Afghanistan: „Übergabe in Verantwortung hat begonnen“

22. Juli 2011 | Themenbereich: Aktuell | Drucken

Der Deutsche BundeswehrVerband ist ein seriöser und kritischer Top-Gesprächspartner der Bundesregierung sowie Parlament. Das gilt für Fragen der Sicherheits- und Verteidigungspolitik ebenso wie bei den grundsätzlichen Rahmenbedingungen in der Bundeswehr: So begleitet der stellvertretende Bundesvorsitzende, Major André Wüstner, Außenminister Guido Westerwelle nach Afghanistan, um das Lagebild der politisch Verantwortlichen mit dem der Soldaten vor Ort und mit der afghanischen Regierung abzugleichen.

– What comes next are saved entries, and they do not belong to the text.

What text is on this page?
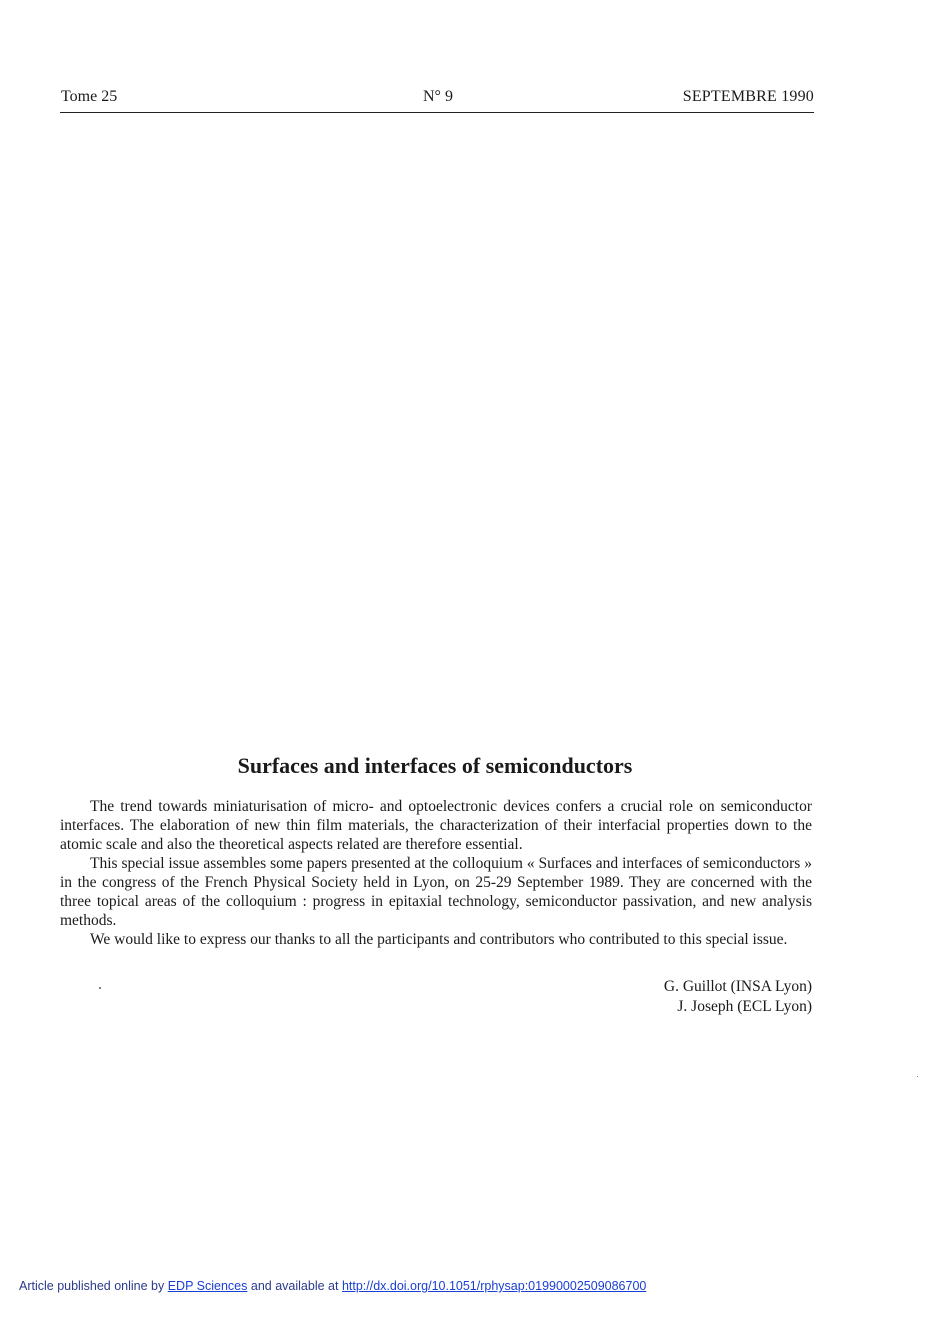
Tome 25	N° 9	SEPTEMBRE 1990
Surfaces and interfaces of semiconductors

The trend towards miniaturisation of micro- and optoelectronic devices confers a crucial role on semiconductor interfaces. The elaboration of new thin film materials, the characterization of their interfacial properties down to the atomic scale and also the theoretical aspects related are therefore essential.

This special issue assembles some papers presented at the colloquium « Surfaces and interfaces of semiconductors » in the congress of the French Physical Society held in Lyon, on 25-29 September 1989. They are concerned with the three topical areas of the colloquium : progress in epitaxial technology, semiconductor passivation, and new analysis methods.

We would like to express our thanks to all the participants and contributors who contributed to this special issue.

G. Guillot (INSA Lyon)
J. Joseph (ECL Lyon)
Article published online by EDP Sciences and available at http://dx.doi.org/10.1051/rphysap:01990002509086700
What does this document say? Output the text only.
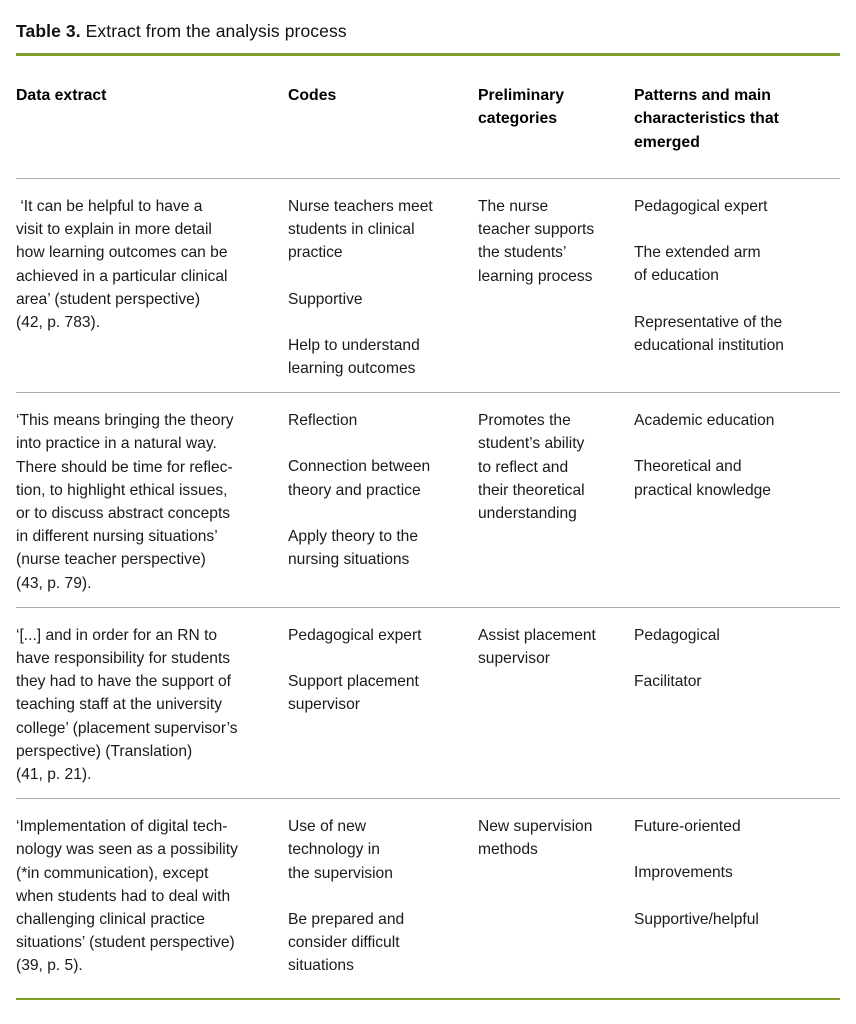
Table 3. Extract from the analysis process
Data extract	Codes	Preliminary
categories
Patterns and main
characteristics that
emerged
‘It can be helpful to have a
visit to explain in more detail
how learning outcomes can be
achieved in a particular clinical
area’ (student perspective)
(42, p. 783).

Nurse teachers meet
students in clinical
practice

Supportive

Help to understand
learning outcomes

The nurse
teacher supports
the students’
learning process

Pedagogical expert

The extended arm
of education

Representative of the
educational institution

‘This means bringing the theory
into practice in a natural way.
There should be time for reflec-
tion, to highlight ethical issues,
or to discuss abstract concepts
in different nursing situations’
(nurse teacher perspective)
(43, p. 79).

Reflection

Connection between
theory and practice

Apply theory to the
nursing situations

Promotes the
student’s ability
to reflect and
their theoretical
understanding

Academic education

Theoretical and
practical knowledge

‘[...] and in order for an RN to
have responsibility for students
they had to have the support of
teaching staff at the university
college’ (placement supervisor’s
perspective) (Translation)
(41, p. 21).

Pedagogical expert

Support placement
supervisor

Assist placement
supervisor

Pedagogical

Facilitator

‘Implementation of digital tech-
nology was seen as a possibility
(*in communication), except
when students had to deal with
challenging clinical practice
situations’ (student perspective)
(39, p. 5).

Use of new
technology in
the supervision

Be prepared and
consider difficult
situations

New supervision
methods

Future-oriented

Improvements

Supportive/helpful
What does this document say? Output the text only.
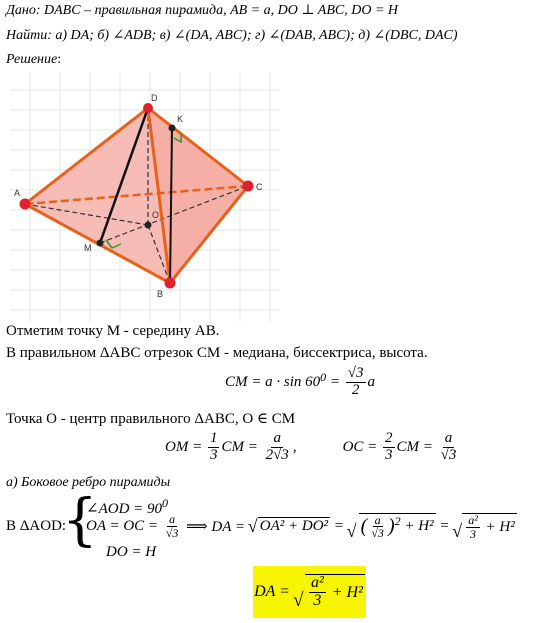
Дано: DABC – правильная пирамида, AB = a, DO ⊥ ABC, DO = H
Найти: а) DA; б) ∠ADB; в) ∠(DA, ABC); г) ∠(DAB, ABC); д) ∠(DBC, DAC)
Решение:
D
K
A
C
O
M
B
Отметим точку M - середину AB.
В правильном ΔABC отрезок CM - медиана, биссектриса, высота.
CM = $a \cdot \sin 60^0 = \frac{√3}{2}$ a
Точка O - центр правильного ΔABC, O ∈ CM
OM = $\frac{1}{3}$ CM = $\frac{a}{2√3}$ ,	OC = $\frac{2}{3}$ CM = $\frac{a}{√3}$
а) Боковое ребро пирамиды
В ΔAOD:
{
∠AOD = $90^0$
OA = OC = $\frac{a}{√3}$ ⟹ DA = √ OA² + DO² = √ ( $\frac{a}{√3} )^2 + H^2$ = √ $\frac{\text{a²}}{3} + H^2$
DO = H
DA = √ $\frac{\text{a²}}{3} + H^2$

Der Außenminister betonte, dass Afghanistan mit Blick auf 2014 und der in diesem Jahr in Bonn stattfindende internationalen „Afghanistankonferenz“ in den Schwerpunkt rückt.

„Hervorragende Leistungen der deutschen Soldatinnen und Soldaten“

In Afghanistan wurde Westerwelle von internationaler Seite auf die hervorragenden Leistungen der deutschen Soldatinnen und Soldaten hingewiesen. Leider werden die Fortschritte der vergangenen zwei Jahre in der Nordregion – teils errungen in anspruchsvollsten Angriffsoperationen – in der deutschen Öffentlichkeit kaum wahrgenommen. Doch auch wenn nun zaghaft die „Übergabe in Verantwortung“ beginnt, ist die Lage noch äußerst fragil. „Der Außenminister tut gut daran, jetzt noch keine Zahlen für einen beginnenden Abzug deutscher Kräfte aus Afghanistan zu nennen“, so der stellvertretende Bundesvorsitzende. Ihm sei auch klar, dass es selbst bis 2014 nicht gelingen werde, alle Missstände vor Ort zu beseitigen. „Die Minimierung von Zielsetzungen für Afghanistan hat längst begonnen“, stellte Major Wüstner in Kabul fest.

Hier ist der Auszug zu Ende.